Song of Solomon 2:8-13
"Arise my love, my fair one" this Song so often is thought of as a series of verses between lovers. We often read it and wonder how we are to incorporate it into a Sunday morning, much less of preach on it. Yet, in seminary I remember reading an article on this and it being likened to God's pursuit of Israel and Israel's pursuit of God. All of the verses in Song of Solomon deal with unconsummated love. Our whole history as a people show how often we miss the point of God's love and how much we pursue and long for this connection.
It starts with creation. God speaks with the man and woman in the garden every day. They walk together. This is amazing in any kind of literature at the time. A god did not communicate directly with humans at this point. Yet this God of the Hebrew people does. This God wants to be with us, have a relationship with us. Walk with us, daily!
Then we go to Abram or maybe its Abraham by then. The guy who decides he can bargain with God. God can't wipe out a whole city, right? There has to be one righteous person left. So he bargains with God not to destroy Sodom and Gomorah.

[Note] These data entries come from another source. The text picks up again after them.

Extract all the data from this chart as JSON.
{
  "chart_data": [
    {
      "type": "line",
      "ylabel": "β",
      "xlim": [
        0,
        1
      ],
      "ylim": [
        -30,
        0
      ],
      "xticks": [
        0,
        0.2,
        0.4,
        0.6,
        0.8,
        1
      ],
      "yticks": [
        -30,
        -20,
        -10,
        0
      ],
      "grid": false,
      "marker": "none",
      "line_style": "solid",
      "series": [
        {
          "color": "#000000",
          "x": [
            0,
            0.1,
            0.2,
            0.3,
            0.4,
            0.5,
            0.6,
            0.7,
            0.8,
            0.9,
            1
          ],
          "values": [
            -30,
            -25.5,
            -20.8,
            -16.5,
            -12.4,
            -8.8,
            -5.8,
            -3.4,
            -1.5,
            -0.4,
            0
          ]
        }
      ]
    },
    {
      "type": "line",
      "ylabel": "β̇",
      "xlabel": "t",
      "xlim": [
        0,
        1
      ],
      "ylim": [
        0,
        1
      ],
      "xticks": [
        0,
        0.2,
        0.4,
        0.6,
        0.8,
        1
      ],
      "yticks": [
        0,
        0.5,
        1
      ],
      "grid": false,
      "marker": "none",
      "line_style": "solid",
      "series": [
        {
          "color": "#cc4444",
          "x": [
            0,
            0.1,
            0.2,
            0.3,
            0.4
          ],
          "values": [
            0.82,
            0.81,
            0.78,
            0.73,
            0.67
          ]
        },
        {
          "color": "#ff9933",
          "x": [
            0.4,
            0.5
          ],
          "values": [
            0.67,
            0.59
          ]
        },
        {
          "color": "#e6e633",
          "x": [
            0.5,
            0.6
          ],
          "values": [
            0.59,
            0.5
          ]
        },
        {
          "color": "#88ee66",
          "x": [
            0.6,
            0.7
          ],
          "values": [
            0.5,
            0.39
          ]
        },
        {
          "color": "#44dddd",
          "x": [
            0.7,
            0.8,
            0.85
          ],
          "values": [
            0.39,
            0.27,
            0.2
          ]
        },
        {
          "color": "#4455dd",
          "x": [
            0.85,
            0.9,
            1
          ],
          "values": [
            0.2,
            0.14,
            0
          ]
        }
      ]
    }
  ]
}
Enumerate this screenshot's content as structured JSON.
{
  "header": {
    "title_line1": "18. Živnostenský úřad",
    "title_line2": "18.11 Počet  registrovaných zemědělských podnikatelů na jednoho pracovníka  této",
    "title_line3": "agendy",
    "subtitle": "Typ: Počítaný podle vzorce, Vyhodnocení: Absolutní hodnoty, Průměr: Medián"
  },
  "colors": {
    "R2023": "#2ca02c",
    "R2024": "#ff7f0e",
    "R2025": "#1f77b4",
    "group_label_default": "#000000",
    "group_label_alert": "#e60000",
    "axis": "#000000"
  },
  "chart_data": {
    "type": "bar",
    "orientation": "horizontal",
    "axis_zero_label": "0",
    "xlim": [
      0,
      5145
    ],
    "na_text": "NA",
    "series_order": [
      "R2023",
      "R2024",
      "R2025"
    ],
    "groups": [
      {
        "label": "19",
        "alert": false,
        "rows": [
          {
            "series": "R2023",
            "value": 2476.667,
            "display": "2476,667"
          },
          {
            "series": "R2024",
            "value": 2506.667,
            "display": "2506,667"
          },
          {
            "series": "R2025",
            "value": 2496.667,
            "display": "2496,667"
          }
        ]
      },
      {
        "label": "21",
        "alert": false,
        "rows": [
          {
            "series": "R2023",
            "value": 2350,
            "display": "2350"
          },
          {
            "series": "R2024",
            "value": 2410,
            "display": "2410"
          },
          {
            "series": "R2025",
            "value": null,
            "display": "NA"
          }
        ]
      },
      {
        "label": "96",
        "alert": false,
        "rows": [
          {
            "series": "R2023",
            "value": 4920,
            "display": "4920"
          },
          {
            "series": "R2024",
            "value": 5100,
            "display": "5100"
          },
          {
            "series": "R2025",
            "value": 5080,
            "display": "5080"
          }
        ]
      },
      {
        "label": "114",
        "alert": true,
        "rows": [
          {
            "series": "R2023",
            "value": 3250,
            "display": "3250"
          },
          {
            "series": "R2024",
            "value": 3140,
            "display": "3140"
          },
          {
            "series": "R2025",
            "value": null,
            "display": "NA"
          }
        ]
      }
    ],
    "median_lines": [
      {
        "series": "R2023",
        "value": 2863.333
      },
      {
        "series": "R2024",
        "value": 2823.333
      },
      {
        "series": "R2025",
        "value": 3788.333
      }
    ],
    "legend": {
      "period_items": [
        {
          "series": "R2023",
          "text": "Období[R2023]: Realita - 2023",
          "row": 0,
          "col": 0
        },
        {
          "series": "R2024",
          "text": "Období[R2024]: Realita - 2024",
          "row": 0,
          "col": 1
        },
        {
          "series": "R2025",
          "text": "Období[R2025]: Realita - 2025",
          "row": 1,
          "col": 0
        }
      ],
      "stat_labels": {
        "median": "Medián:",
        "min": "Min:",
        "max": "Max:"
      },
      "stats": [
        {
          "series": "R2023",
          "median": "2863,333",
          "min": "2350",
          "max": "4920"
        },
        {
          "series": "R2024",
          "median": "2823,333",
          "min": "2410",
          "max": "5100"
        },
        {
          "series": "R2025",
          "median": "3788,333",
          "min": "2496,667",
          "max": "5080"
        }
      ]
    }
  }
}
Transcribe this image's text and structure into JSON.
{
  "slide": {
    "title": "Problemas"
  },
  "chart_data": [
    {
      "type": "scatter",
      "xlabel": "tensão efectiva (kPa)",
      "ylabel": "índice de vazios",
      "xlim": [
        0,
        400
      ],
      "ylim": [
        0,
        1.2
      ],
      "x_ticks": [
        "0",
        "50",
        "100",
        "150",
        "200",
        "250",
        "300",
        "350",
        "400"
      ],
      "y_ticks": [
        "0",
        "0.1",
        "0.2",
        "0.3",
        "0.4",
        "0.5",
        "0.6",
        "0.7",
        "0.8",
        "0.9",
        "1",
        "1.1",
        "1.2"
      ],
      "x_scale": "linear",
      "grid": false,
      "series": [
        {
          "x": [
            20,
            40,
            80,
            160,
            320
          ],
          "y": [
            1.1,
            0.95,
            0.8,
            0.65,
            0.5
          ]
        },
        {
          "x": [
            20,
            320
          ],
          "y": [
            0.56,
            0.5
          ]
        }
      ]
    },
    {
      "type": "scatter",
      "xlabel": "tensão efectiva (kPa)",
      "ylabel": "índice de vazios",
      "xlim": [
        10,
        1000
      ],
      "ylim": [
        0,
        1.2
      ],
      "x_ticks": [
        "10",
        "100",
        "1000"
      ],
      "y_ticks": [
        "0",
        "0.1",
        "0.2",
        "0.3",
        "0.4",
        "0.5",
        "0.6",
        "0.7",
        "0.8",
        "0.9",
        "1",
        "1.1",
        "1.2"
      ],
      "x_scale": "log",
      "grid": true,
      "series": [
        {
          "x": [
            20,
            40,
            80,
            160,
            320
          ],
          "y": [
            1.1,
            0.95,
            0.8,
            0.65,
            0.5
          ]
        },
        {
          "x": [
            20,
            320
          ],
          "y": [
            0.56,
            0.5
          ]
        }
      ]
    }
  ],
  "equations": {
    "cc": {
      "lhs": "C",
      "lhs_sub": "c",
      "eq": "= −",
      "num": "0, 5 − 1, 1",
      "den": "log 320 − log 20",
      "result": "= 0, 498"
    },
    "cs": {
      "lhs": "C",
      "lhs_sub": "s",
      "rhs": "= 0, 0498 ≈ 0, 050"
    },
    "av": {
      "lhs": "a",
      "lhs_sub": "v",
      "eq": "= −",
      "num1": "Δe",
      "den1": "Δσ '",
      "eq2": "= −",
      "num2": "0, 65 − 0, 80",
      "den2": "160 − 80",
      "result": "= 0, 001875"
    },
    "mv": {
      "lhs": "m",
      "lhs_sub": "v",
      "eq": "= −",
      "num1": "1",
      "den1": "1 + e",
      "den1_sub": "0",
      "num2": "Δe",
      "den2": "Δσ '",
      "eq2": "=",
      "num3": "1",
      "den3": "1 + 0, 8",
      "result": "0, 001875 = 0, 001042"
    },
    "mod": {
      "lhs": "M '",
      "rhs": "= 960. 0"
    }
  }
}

The whole point is Abram can do this. You can sit and bargain with God. Now there are times people do this, when they are most stressed and either want themselves or a loved one to live. Back then you didn't bargain with gods, you just accepted what they told you.

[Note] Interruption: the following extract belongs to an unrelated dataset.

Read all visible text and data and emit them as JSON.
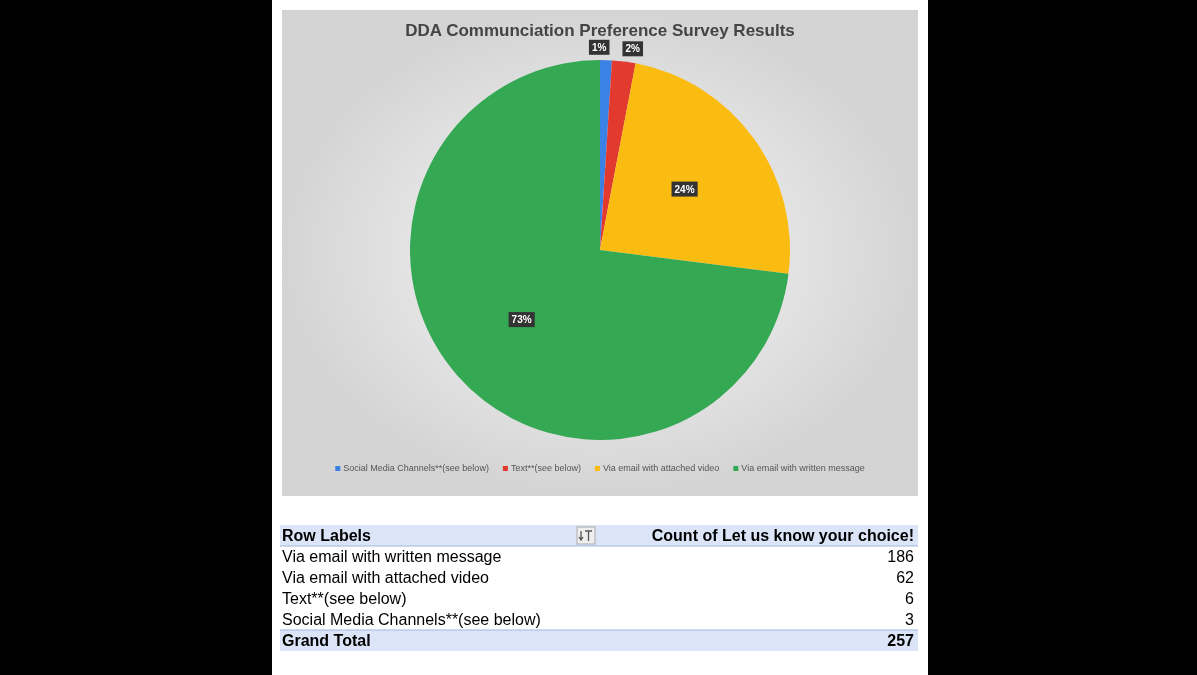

See the Bible was cutting edge for it's time. It explained things about God that other gods couldn't, wouldn't do. It tries to explain something deeper about this God than other gods. It is a relationship which is cultivated. One in which we can communicate. Today we ask that the love of God's name be grafted into our hearts. Grafting is a process which restores a tree or branch into growing either up or out. The old branch has to be cut and the new one inserted into it and sometimes taped together in order to grow. Every verse we have this morning centers on God's love and how to encourage this growth.

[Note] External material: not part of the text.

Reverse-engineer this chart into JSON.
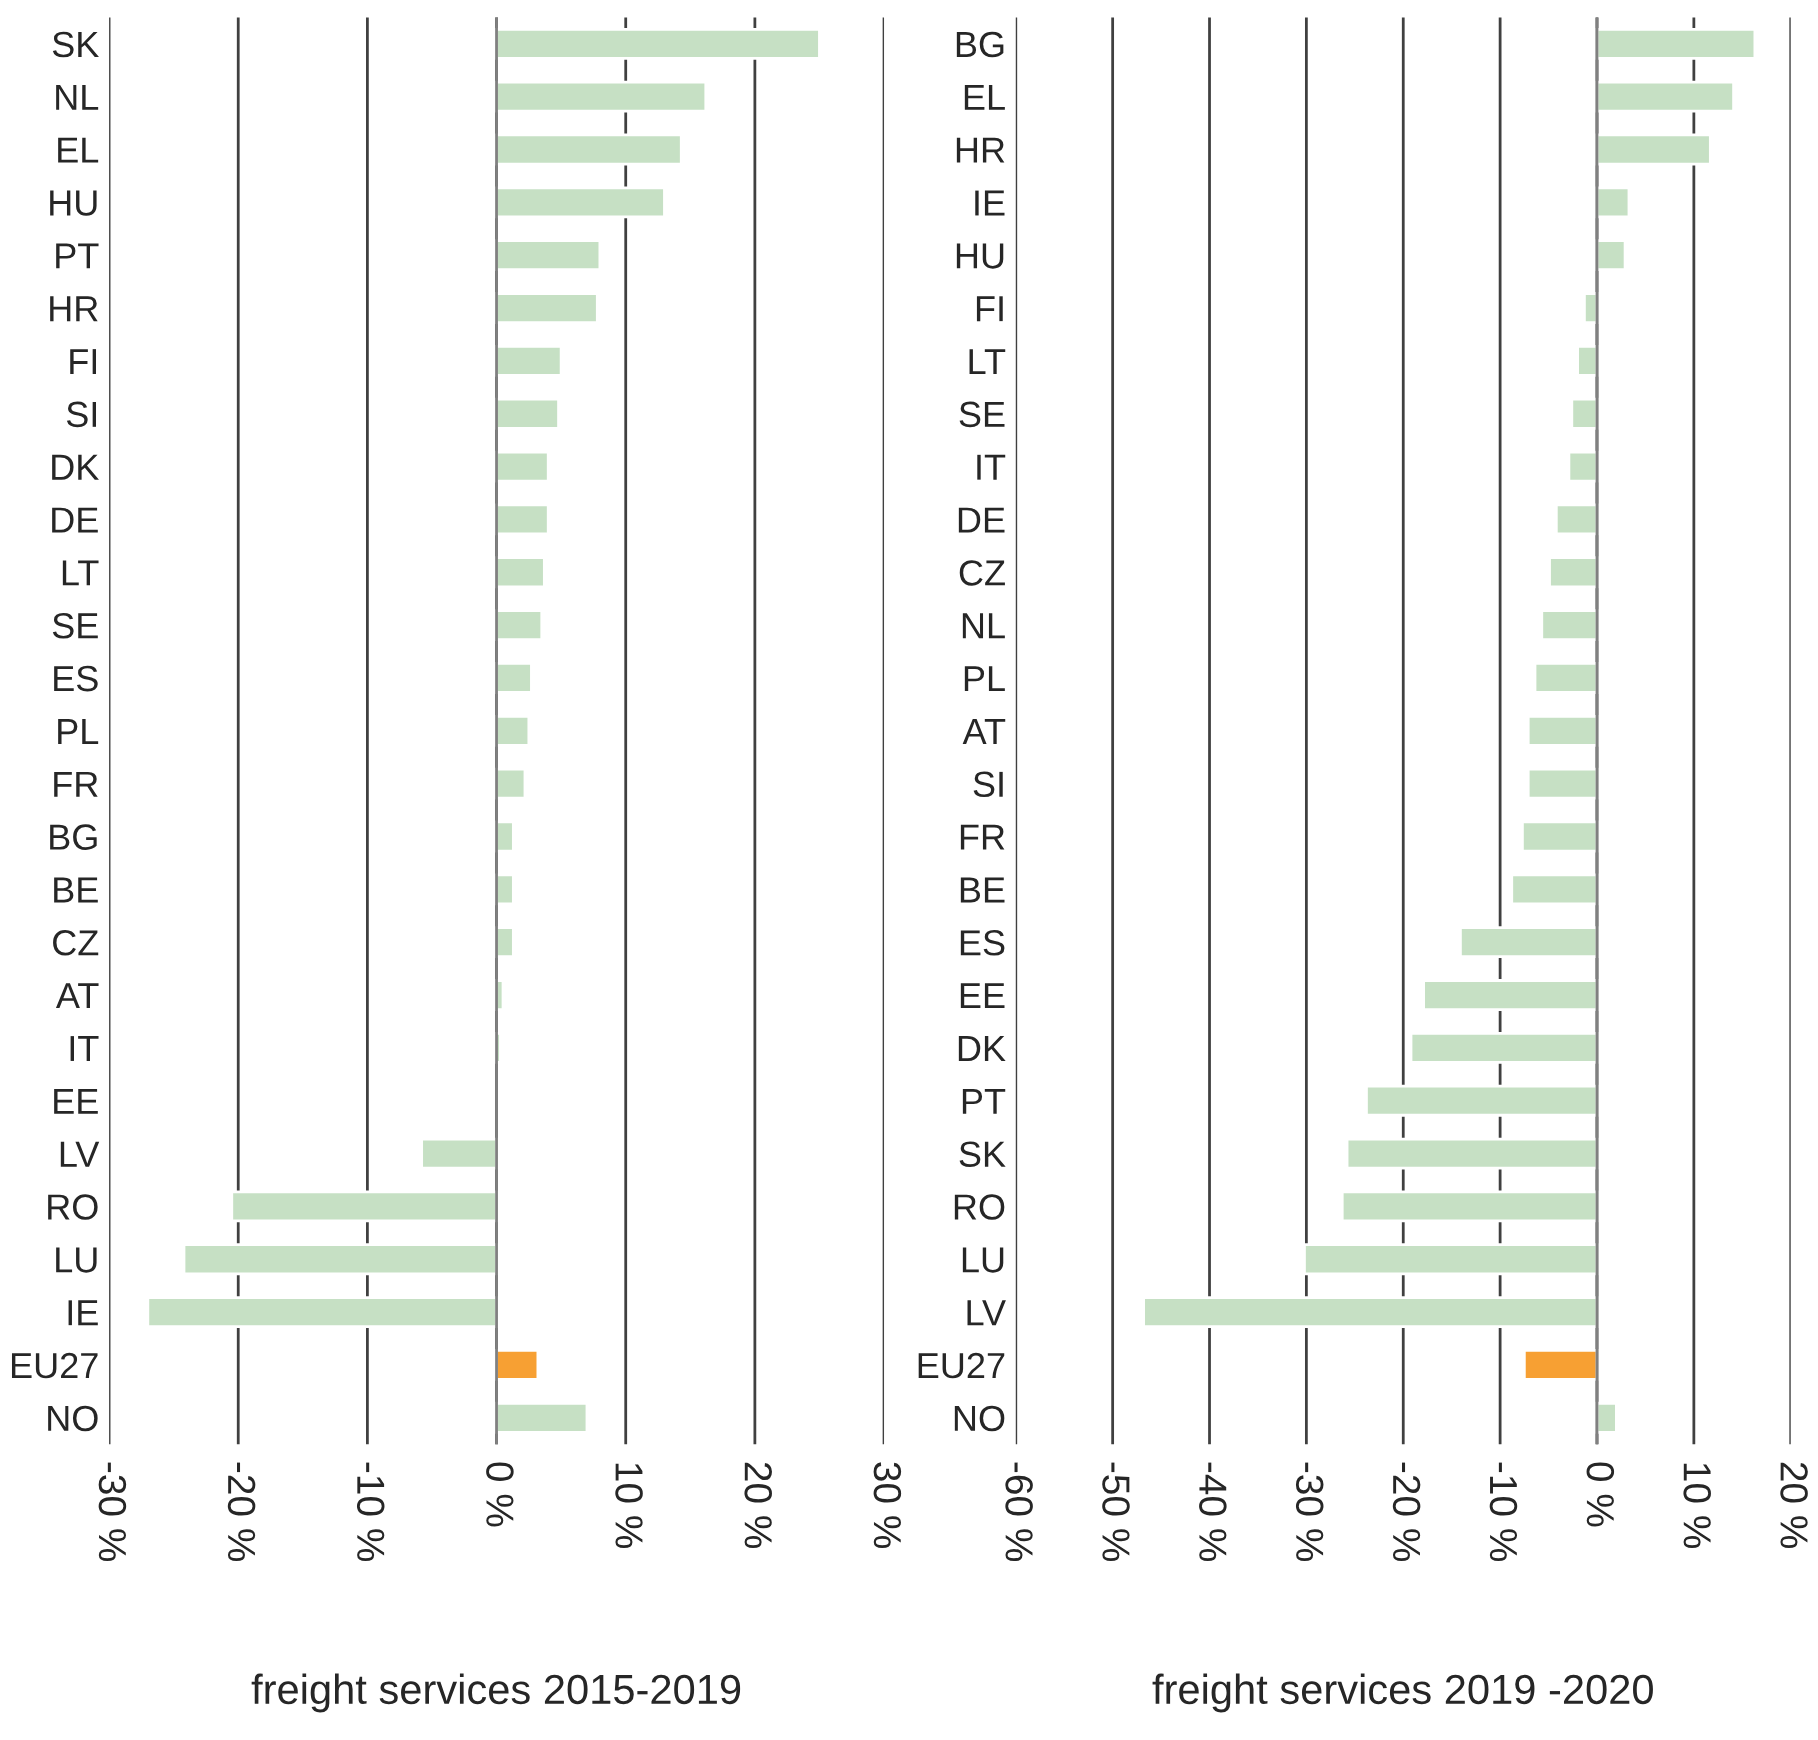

In the gospel reading we are looking at what encourages this love. To the Pharisees it is in keeping a bunch of rules, but Jesus knows this doesn't encourage righteousness. Because it isn't what we see on the surface, the outside, but what comes out of inside, our heart. The pursuit of the love of God leads us to new places.
Yesterday, I finished a book The Girl who Drank the Moon about a girl who was given magic by being fed by a witch from the moon. Now it has all your typical characters, dragons, monsters, an evil witch, a good witch and the confusion of which witch is good or evil. In the end there is a resolution, but not the typical one. Not the one with the knight riding in or the girl enmagiked destroying the evil witch. No, its about love and the pursuit of love. You'll have to read it to find out how it ends, but we see its story here in our gospel. The thing is we miss it.
We tend to be like Pharisees because we think it is simpler to live by codes of right and wrong. Yet God pursues us, even the ones, especially the ones we mark as unworthy of God's love. Because these are the places Jesus walks into. These are the lessons from the beginning. Everything is good, very good. We are the ones who warp it into something God's love is not. Being grafted in hurts. It is not an easy process and we need to pursue God right back.
"Arise my love, my fair one" come to us God and help us to realize your love. Not only within us, but out in this world you created. Come and find the love of God, which is strong and true for all. Come and care for the neighbor you never knew you had. Come and learn how deep, how broad, how high God loves all of us and wants us to share and multiply this love in the world. God help us to grow grafted in your love. Amen.